Secretary of State John Kerry suggested on Wednesday that Washington was trying to revive Israeli-Palestinian peace talks within a short time frame as he announced his fourth visit to the region this year.
Kerry will meet Israeli Prime Minister Benjamin Netanyahu and Palestinian President Mahmoud Abbas on May 21 or 22, he said after talks in Rome with Israeli Justice Minister Tzipi Livni, who is overseeing the Israeli effort to relaunch negotiations.
Kerry, who has been holding talks with Israeli, Palestinian and other Arab officials, is expected to meet Netanyahu and Abbas separately.
“I think it is fair to say that we are working through threshold questions and we are doing it with a seriousness of purpose that I think Minister Livni would agree with me has not been present in a while,” Kerry told reporters.
“We all believe that we are working with a short time span.
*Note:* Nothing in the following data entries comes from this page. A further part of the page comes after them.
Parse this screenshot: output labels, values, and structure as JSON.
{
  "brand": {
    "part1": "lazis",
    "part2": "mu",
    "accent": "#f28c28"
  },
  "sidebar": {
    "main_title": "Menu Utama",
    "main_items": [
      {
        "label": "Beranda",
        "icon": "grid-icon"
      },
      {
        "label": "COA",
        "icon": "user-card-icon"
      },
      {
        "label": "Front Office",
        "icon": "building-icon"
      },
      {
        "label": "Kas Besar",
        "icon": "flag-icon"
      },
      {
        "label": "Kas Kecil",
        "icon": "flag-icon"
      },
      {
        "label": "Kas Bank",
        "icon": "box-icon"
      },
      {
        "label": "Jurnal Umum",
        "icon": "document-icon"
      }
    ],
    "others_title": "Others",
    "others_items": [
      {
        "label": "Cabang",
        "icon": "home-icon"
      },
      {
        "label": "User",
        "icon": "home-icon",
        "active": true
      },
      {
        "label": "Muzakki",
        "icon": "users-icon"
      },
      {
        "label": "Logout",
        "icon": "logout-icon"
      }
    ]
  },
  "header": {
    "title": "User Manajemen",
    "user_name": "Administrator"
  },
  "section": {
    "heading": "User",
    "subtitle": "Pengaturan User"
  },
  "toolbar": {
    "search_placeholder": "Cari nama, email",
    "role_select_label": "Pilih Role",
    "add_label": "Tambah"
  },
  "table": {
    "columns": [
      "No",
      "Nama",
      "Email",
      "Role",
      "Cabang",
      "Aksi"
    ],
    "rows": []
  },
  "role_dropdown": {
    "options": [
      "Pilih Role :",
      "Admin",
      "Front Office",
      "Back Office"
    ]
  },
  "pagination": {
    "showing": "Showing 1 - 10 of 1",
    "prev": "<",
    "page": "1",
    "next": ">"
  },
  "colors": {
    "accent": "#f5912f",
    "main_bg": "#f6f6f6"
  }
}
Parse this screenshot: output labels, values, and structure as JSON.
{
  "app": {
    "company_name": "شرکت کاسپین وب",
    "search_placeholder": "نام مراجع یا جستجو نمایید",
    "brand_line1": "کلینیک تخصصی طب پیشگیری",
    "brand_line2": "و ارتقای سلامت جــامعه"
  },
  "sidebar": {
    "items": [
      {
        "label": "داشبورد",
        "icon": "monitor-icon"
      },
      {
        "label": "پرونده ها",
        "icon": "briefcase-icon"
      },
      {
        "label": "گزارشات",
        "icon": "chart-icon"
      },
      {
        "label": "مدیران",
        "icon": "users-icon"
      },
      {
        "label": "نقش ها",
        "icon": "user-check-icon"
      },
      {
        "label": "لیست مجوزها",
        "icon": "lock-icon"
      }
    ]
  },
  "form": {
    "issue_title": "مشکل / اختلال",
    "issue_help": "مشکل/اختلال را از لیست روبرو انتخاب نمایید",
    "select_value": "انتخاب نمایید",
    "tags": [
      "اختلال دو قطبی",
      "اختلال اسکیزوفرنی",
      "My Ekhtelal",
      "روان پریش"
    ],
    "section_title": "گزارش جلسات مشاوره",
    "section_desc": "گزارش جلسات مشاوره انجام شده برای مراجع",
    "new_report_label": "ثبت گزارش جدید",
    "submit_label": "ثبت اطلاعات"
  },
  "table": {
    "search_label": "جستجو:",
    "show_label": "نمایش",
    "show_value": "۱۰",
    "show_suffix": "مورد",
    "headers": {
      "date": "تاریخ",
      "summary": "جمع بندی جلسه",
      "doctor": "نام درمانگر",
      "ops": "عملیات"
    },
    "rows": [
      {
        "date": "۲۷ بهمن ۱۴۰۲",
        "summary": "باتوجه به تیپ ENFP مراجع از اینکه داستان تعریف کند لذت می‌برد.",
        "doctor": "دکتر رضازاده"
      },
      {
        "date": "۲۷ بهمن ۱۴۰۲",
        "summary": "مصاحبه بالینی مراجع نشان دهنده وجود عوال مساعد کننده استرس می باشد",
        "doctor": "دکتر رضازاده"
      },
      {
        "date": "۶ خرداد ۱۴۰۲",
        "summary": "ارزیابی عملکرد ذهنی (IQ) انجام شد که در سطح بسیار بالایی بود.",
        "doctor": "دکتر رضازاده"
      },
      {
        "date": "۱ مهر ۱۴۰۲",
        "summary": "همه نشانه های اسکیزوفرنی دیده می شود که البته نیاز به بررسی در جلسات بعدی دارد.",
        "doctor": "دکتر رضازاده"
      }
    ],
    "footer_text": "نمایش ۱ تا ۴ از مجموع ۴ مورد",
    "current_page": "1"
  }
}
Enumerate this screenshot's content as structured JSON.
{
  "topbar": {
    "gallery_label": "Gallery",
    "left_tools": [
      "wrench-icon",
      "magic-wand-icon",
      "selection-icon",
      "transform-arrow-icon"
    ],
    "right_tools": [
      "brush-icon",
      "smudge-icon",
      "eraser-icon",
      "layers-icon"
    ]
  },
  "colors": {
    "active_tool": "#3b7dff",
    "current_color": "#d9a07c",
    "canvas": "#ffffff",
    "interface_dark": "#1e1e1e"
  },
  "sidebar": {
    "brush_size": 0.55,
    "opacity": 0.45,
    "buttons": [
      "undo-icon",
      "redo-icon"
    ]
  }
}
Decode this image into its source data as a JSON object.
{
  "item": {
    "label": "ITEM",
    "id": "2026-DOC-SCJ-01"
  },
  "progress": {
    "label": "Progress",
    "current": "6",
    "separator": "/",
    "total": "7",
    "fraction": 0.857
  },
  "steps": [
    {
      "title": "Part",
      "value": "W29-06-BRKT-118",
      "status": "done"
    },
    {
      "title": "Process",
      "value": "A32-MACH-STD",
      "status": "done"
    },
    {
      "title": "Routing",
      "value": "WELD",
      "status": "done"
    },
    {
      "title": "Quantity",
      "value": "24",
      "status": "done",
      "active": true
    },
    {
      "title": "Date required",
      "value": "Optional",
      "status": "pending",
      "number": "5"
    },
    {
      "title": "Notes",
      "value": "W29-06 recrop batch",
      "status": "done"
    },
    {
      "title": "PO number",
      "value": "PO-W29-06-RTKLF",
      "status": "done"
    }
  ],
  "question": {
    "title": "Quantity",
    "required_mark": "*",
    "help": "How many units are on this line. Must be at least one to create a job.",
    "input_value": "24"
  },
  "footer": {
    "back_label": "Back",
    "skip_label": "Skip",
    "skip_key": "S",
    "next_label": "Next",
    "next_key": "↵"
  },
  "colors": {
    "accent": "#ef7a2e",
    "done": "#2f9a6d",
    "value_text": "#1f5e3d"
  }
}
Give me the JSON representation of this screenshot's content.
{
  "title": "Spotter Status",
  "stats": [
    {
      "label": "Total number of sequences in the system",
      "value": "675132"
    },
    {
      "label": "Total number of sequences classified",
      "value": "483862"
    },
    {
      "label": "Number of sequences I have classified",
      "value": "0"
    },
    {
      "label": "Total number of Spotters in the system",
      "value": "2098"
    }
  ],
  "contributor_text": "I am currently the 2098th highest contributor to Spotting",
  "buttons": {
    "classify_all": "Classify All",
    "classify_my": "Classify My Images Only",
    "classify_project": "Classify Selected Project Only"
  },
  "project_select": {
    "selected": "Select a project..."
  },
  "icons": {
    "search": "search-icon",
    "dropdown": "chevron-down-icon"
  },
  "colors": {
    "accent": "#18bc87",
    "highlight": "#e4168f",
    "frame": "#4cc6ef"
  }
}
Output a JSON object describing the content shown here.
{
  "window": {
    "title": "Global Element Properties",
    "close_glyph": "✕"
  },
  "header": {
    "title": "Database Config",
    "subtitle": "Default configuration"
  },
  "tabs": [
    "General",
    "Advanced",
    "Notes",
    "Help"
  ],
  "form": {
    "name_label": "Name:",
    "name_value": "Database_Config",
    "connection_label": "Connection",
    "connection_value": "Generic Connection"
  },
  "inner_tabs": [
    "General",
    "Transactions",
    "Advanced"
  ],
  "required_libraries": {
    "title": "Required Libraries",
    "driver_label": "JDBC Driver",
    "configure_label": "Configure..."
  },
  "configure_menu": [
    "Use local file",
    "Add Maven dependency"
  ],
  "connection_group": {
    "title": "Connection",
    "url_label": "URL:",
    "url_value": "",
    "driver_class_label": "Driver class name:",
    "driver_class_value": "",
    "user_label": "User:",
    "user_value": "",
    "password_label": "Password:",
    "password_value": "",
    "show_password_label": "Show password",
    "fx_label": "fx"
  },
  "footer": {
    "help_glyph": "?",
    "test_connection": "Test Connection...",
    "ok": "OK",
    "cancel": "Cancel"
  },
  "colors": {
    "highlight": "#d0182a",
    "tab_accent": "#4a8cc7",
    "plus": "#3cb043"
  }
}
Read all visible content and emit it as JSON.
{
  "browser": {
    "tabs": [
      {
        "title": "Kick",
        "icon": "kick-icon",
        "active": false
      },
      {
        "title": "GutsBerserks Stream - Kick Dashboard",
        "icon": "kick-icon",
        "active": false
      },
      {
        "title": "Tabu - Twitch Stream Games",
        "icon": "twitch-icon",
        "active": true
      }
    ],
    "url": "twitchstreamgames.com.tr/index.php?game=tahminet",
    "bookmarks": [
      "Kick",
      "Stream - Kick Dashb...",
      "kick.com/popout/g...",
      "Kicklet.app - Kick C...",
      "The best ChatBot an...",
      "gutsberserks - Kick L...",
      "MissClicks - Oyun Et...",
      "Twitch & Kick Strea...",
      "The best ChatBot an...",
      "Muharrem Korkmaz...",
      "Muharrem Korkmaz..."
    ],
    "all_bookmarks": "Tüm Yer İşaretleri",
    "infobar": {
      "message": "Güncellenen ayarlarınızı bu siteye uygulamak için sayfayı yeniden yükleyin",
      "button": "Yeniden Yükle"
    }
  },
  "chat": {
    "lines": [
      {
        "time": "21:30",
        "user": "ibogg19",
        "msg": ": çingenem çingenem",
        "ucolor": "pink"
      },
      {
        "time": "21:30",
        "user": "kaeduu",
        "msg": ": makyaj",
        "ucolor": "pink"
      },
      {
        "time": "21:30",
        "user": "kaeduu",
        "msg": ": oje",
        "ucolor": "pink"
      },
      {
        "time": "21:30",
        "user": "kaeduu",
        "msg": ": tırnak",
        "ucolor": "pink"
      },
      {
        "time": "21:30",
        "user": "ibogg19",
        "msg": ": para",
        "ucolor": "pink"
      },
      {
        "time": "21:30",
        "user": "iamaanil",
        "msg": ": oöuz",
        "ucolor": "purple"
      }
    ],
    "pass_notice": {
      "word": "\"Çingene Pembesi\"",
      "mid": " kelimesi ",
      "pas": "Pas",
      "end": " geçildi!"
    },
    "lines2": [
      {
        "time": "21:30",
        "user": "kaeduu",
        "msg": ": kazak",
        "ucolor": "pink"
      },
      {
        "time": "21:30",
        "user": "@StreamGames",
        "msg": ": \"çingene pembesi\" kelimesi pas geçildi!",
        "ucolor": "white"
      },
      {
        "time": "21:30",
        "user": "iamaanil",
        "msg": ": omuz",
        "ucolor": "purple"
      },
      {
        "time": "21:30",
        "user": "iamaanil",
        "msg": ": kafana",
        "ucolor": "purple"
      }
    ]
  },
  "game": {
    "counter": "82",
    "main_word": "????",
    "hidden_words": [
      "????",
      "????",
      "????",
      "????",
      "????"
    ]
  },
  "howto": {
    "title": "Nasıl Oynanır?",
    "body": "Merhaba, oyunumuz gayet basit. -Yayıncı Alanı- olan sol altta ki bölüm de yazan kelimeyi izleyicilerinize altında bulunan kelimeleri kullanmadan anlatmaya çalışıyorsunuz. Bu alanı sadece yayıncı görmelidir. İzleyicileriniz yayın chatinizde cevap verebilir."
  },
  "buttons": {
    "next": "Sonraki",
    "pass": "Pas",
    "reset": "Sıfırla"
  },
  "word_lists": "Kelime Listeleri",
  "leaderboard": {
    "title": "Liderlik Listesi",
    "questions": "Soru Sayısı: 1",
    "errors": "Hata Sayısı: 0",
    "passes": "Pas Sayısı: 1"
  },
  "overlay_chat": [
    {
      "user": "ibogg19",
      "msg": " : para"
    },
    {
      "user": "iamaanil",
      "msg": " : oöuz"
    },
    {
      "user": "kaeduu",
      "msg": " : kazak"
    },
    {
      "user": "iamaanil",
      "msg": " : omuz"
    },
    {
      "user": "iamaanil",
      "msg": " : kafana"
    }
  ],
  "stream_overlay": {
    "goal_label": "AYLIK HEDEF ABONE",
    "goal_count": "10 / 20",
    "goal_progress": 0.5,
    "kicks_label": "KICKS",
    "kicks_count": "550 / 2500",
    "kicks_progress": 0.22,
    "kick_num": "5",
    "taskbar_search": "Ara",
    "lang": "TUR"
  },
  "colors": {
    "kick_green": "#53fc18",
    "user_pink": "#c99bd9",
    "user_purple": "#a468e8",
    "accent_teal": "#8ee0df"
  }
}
We understand the imperative to try to have some sense of direction as rapidly as we can.”
Israeli-Palestinian peace talks collapsed in late 2010 in a dispute over continued Israeli building of Jewish settlements on West Bank land that the Palestinians want for a state.
It remains unclear, however, whether the two sides are ready to make a serious new peace effort, or how much muscle U.S. President Barack Obama is ready to put behind a new initiative.
The main issues to be addressed in a peace agreement include borders, the future of Jewish settlements, the status of Jerusalem and fate of Palestinian refugees.
In addition to his talks with Israelis and Palestinians, Kerry has worked to line up Arab backing, both to support Abbas in any concessions he might ultimately have to make and to offer Israel the possibility of peace with the wider Arab world.
Kerry scored a diplomatic victory last week when the Arab League acknowledged that Israelis and Palestinians may have to swap land in any peace deal.
Arab states appeared to soften their 2002 peace plan on April 29 when Sheikh Hamad bin Jassim al-Thani, Qatar’s prime minister and foreign minister, said the two sides could trade land rather than conform exactly to their 1967 borders.
His comment, made on behalf of an Arab League delegation, amounted to a concession to Israel. While it has been assumed for at least a decade that land swaps would be part of any peace deal, the Arab League had never explicitly embraced the idea.
Livni said she hoped Arab states would be behind Abbas in eventual negotiations, providing “an understanding, which is very important for us, that peace with the Palestinians means also peace with the Arab world”.